The inimitable taste of Bitto has no equals in Valtellina and in the rest of Italy, and has some affinities with other cheeses, as Casera or Fontina, despite its taste is unmistakable. The cost varies depending on the seasoning.
After buying it, you should conserve it in the fridge, wrapped into a tinfoil or a cloth.
A tasteful cheese as Bitto knows interesting combinations with local precious wines, especially red and full-bodied. Particularly suggested are wines from Valtellina, as Valtellina Superiore Sassella and Valtellina Superiore Inferno, but also Nebbiolo d’Alba, Roccapesta Morellino, Nero d’Avola or Aglianico del Vulture.

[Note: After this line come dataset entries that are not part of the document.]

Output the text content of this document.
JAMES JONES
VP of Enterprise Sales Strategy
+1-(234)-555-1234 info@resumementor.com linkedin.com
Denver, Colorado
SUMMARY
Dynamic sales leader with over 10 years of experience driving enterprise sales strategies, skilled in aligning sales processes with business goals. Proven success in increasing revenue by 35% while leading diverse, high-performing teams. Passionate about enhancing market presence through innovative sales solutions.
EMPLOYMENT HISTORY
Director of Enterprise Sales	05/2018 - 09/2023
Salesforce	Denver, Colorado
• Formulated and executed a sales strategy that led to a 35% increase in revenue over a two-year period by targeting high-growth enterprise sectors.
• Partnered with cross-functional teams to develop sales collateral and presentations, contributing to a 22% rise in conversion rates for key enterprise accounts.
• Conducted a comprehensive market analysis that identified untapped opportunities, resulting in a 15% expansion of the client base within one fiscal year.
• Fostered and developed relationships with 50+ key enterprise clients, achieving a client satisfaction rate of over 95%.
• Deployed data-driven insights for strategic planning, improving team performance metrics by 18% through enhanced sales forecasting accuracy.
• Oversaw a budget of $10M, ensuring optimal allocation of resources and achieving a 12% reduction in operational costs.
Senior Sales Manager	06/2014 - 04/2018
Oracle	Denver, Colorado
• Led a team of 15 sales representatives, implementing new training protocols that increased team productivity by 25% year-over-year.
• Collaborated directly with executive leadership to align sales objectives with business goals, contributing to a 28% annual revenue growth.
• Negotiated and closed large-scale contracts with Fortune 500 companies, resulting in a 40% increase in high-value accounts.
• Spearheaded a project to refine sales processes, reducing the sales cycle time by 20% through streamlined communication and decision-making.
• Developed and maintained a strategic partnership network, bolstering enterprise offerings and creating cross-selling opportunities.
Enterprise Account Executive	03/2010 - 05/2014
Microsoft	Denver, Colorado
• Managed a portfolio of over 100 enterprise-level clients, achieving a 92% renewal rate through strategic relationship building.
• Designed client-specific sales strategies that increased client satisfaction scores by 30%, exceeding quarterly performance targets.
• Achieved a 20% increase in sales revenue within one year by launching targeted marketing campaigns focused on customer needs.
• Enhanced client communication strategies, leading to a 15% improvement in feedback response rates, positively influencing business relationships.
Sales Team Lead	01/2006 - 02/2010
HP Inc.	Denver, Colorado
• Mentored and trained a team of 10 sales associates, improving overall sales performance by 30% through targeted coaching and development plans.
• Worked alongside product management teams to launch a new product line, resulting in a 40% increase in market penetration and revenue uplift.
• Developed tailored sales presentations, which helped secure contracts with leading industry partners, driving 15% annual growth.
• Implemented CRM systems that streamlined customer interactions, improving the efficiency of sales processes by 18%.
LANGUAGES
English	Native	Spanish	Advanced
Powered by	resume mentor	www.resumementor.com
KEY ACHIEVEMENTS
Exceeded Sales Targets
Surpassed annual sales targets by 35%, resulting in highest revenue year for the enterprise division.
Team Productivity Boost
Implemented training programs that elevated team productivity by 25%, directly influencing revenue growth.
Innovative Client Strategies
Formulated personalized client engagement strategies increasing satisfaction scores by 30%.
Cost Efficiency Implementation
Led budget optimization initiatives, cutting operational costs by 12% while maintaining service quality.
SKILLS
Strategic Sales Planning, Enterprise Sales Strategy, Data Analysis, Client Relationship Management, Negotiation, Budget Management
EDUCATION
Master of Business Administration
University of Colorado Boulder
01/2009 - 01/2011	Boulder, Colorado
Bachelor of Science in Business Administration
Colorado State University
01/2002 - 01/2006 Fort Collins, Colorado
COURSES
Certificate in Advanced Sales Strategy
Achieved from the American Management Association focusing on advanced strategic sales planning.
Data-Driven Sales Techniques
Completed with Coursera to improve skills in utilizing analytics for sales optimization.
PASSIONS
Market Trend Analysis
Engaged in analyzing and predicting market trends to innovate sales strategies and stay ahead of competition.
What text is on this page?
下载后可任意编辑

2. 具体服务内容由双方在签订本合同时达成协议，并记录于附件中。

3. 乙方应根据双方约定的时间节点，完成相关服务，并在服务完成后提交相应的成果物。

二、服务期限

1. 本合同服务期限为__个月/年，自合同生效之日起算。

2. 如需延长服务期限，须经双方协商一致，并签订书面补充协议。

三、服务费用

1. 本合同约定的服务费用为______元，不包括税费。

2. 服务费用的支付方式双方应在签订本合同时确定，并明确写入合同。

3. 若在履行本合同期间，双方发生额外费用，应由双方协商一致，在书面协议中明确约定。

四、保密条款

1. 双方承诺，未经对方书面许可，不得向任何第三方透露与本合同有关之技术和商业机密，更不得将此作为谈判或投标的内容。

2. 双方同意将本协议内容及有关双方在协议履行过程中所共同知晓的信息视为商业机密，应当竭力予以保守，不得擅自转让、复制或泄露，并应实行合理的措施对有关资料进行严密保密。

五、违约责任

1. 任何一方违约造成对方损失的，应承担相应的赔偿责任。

In cooking, Bitto is used as a table cheese, and also with some recipes, thanks to the fact that it easily melts and amalgamates with other ingredients. In Valtellina Bitto is used to realize some typical dishes, as “pizzoccheri”, “sciatt” (little pancakes made with some grappa and filled with cheese) and “polenta taragna”, a delicious variety of polenta made with buckwheat. It is important to add Bitto to polenta only at the end of cooking, cutting it in cubes and blending until cheese is partially melt. Try it also to cook risotto until creamy, with some dried fruit (perfect the walnuts) or with some rye bread. You can taste it with blueberry jam or chestnut honey.
In order to give a precious touch to our dishes, we can use some seasoned Bitto in flakes or grated.
In Val del Bitto it is easy to find promotional events dedicated to this delicious cheese. It is the case, for example, of Bitto Show, a two days event usually organized for the end of October. In Gerola Alta, instead, there is in September the Bitto Festival, dedicated to the degustation of this PDO cheese.